I’m sharing this letter here because I hope that some of you will do this same thing, or even just think about what you would say in this situation. Imagine that you are unhealthy, wasting time, not being a proper husband, wife, father, mother, etc… Imagine you allowed your fleshly desires and addictions to kill you because you weren’t strong enough to turn to God and to overcome these things.
What would you say to them? Would you regret it?
Ecclesiastes 7:4 says, “A wise person thinks a lot about death, while a fool thinks only about having a good time.”
Fools do not think about the end of their lives, about how close or far away that day is, they simply think about the next good time. I don’t know about you but I don’t want to be a fool. I want to live a life worthy of the time God has given me. I want to live honorably and to steward what He has given me with love and grace, and I want the fruit of the Holy Spirit to be ever-present in my life.
So I think it’s extremely important to remember that this life isn’t eternal. We have a limited time here before death. There is a concept from classical antiquity, the Latin phrase “memento mori.” If you’re at all familiar with Stoicism or Early Christianity then you have probably heard this before. It basically means “remember that you must die.” This is one way in which the two ideologies or schools of thought previously mentioned line up, among several others.
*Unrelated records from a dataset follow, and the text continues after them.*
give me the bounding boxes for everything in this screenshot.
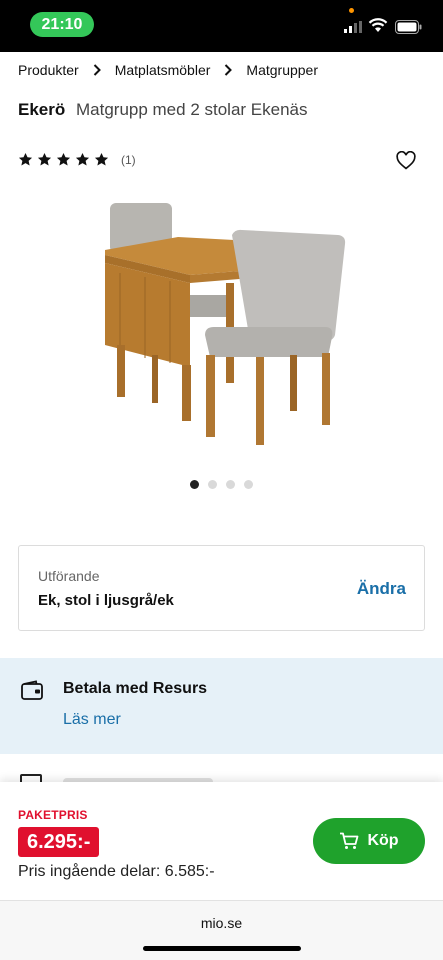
star-icon bbox=[56, 152, 71, 166]
star-icon bbox=[18, 152, 33, 166]
parts-price-text: Pris ingående delar: 6.585:- bbox=[18, 863, 215, 880]
status-time: 21:10 bbox=[30, 12, 94, 37]
variant-value: Ek, stol i ljusgrå/ek bbox=[38, 592, 174, 609]
package-price-label: PAKETPRIS bbox=[18, 808, 88, 822]
image-carousel-dots[interactable] bbox=[190, 480, 262, 489]
chevron-right-icon bbox=[225, 64, 233, 76]
payment-title: Betala med Resurs bbox=[63, 680, 208, 697]
carousel-dot[interactable] bbox=[226, 480, 235, 489]
breadcrumb-item-matplatsmobler[interactable]: Matplatsmöbler bbox=[115, 62, 211, 78]
carousel-dot[interactable] bbox=[244, 480, 253, 489]
breadcrumb: Produkter Matplatsmöbler Matgrupper bbox=[18, 60, 318, 80]
buy-button-label: Köp bbox=[367, 832, 399, 849]
browser-address-bar[interactable]: mio.se bbox=[0, 900, 443, 960]
review-count: (1) bbox=[121, 152, 136, 167]
product-name: Matgrupp med 2 stolar Ekenäs bbox=[75, 100, 308, 119]
url-text[interactable]: mio.se bbox=[0, 915, 443, 931]
rating[interactable]: (1) bbox=[18, 152, 136, 167]
cart-icon bbox=[340, 832, 359, 849]
payment-info-section: Betala med Resurs Läs mer bbox=[0, 658, 443, 754]
chevron-right-icon bbox=[93, 64, 101, 76]
wifi-icon bbox=[368, 18, 388, 32]
breadcrumb-item-produkter[interactable]: Produkter bbox=[18, 62, 79, 78]
star-icon bbox=[94, 152, 109, 166]
heart-icon[interactable] bbox=[396, 151, 416, 170]
delivery-info-peek bbox=[0, 754, 443, 784]
buy-button[interactable]: Köp bbox=[313, 818, 425, 864]
wallet-icon bbox=[21, 680, 43, 700]
variant-label: Utförande bbox=[38, 568, 100, 584]
product-image[interactable] bbox=[100, 195, 355, 450]
read-more-link[interactable]: Läs mer bbox=[63, 711, 121, 729]
sticky-buy-bar: PAKETPRIS 6.295:- Pris ingående delar: 6… bbox=[0, 782, 443, 900]
mic-indicator-icon bbox=[349, 8, 354, 13]
variant-selector[interactable]: Utförande Ek, stol i ljusgrå/ek Ändra bbox=[18, 545, 425, 631]
battery-icon bbox=[395, 20, 422, 34]
change-variant-link[interactable]: Ändra bbox=[357, 579, 406, 599]
product-title: Ekerö Matgrupp med 2 stolar Ekenäs bbox=[18, 100, 308, 120]
status-bar: 21:10 bbox=[0, 0, 443, 52]
cellular-signal-icon bbox=[344, 21, 362, 33]
star-icon bbox=[75, 152, 90, 166]
carousel-dot[interactable] bbox=[190, 480, 199, 489]
star-icon bbox=[37, 152, 52, 166]
price-badge: 6.295:- bbox=[18, 827, 100, 857]
carousel-dot[interactable] bbox=[208, 480, 217, 489]
breadcrumb-item-matgrupper[interactable]: Matgrupper bbox=[246, 62, 318, 78]
product-brand: Ekerö bbox=[18, 100, 66, 119]
home-indicator[interactable] bbox=[143, 946, 301, 951]
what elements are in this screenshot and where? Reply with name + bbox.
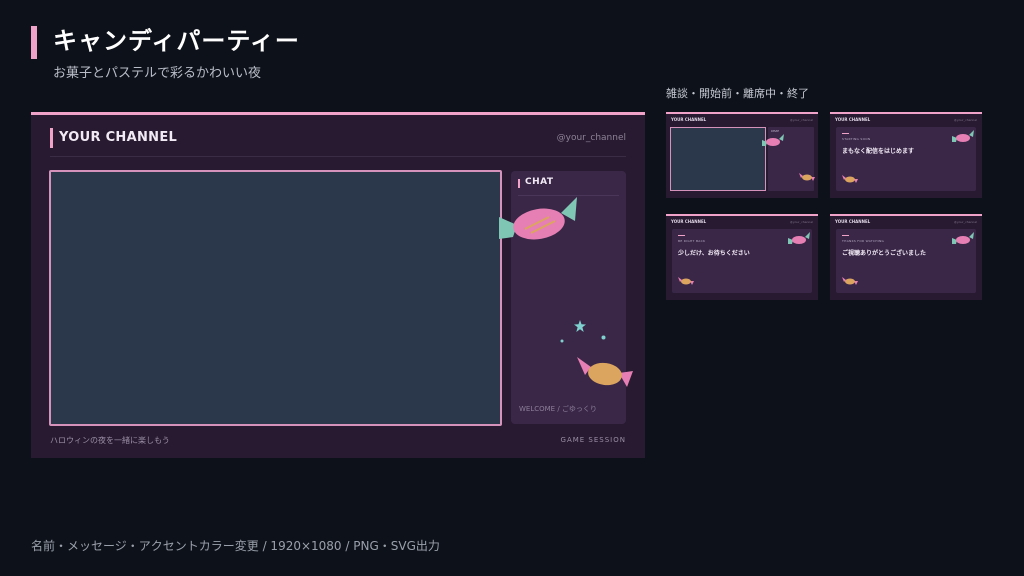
thumb-message: まもなく配信をはじめます xyxy=(842,148,915,155)
thumbnail-ending[interactable]: YOUR CHANNEL @your_channel THANKS FOR WA… xyxy=(830,214,982,300)
candy-icon xyxy=(952,232,974,244)
channel-handle: @your_channel xyxy=(556,133,626,143)
page: キャンディパーティー お菓子とパステルで彩るかわいい夜 YOUR CHANNEL… xyxy=(0,0,1024,576)
overlay-preview[interactable]: YOUR CHANNEL @your_channel CHAT WELCOME … xyxy=(31,112,645,458)
thumb-video-frame xyxy=(670,127,766,191)
star-icon xyxy=(574,320,586,332)
thumbnail-chat[interactable]: YOUR CHANNEL @your_channel CHAT xyxy=(666,112,818,198)
thumb-message: ご視聴ありがとうございました xyxy=(842,250,927,257)
thumb-kicker: BE RIGHT BACK xyxy=(678,239,706,243)
star-icon xyxy=(560,339,564,343)
header-divider xyxy=(50,156,626,157)
thumb-channel-handle: @your_channel xyxy=(953,220,977,224)
candy-icon xyxy=(788,232,810,244)
footer-label: GAME SESSION xyxy=(560,436,626,444)
page-subtitle: お菓子とパステルで彩るかわいい夜 xyxy=(53,66,262,81)
candy-icon xyxy=(678,277,694,285)
candy-icon xyxy=(799,173,815,181)
thumb-message: 少しだけ、お待ちください xyxy=(678,250,750,257)
channel-name: YOUR CHANNEL xyxy=(59,130,178,145)
video-frame xyxy=(49,170,502,426)
variants-label: 雑談・開始前・離席中・終了 xyxy=(666,87,809,100)
thumb-chat-title: CHAT xyxy=(771,129,780,133)
candy-icon xyxy=(499,197,577,240)
page-title: キャンディパーティー xyxy=(53,27,300,55)
chat-accent-bar xyxy=(518,179,520,188)
chat-title: CHAT xyxy=(525,177,554,187)
candy-icon xyxy=(952,130,974,142)
thumb-kicker: THANKS FOR WATCHING xyxy=(842,239,885,243)
thumb-channel-handle: @your_channel xyxy=(789,118,813,122)
thumb-channel-handle: @your_channel xyxy=(789,220,813,224)
footer-message: ハロウィンの夜を一緒に楽しもう xyxy=(50,436,170,445)
thumb-kicker-line xyxy=(678,235,685,236)
candy-icon xyxy=(762,134,784,146)
chat-welcome: WELCOME / ごゆっくり xyxy=(519,405,597,413)
thumb-channel-name: YOUR CHANNEL xyxy=(671,219,707,224)
thumb-channel-name: YOUR CHANNEL xyxy=(835,219,871,224)
thumb-channel-name: YOUR CHANNEL xyxy=(835,117,871,122)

The concept of keeping death at the forefront of your mind is as old as history, and for good reason.
Genesis 3:19 says the following: “By the sweat of your brow you will eat your food until you return to the ground, since from it you were taken; for dust you are and to dust you will return.”
God tells the first people that they and their descendants will be required to work for the rest of their lives in order to eat, and that they should remember that they are made from dust, and one day they will return to being dust. It doesn’t look like that verse says we’ll be lazy and happy until we go back into the ground. It says that we must work. And it says to remember our deaths. Many of us do neither. Not truly, at least.
Anyway, I could go on an on but life beckons and while I must remember that someday I’ll die, I also must get on with living. God bless you all and remember what you’ve read here today!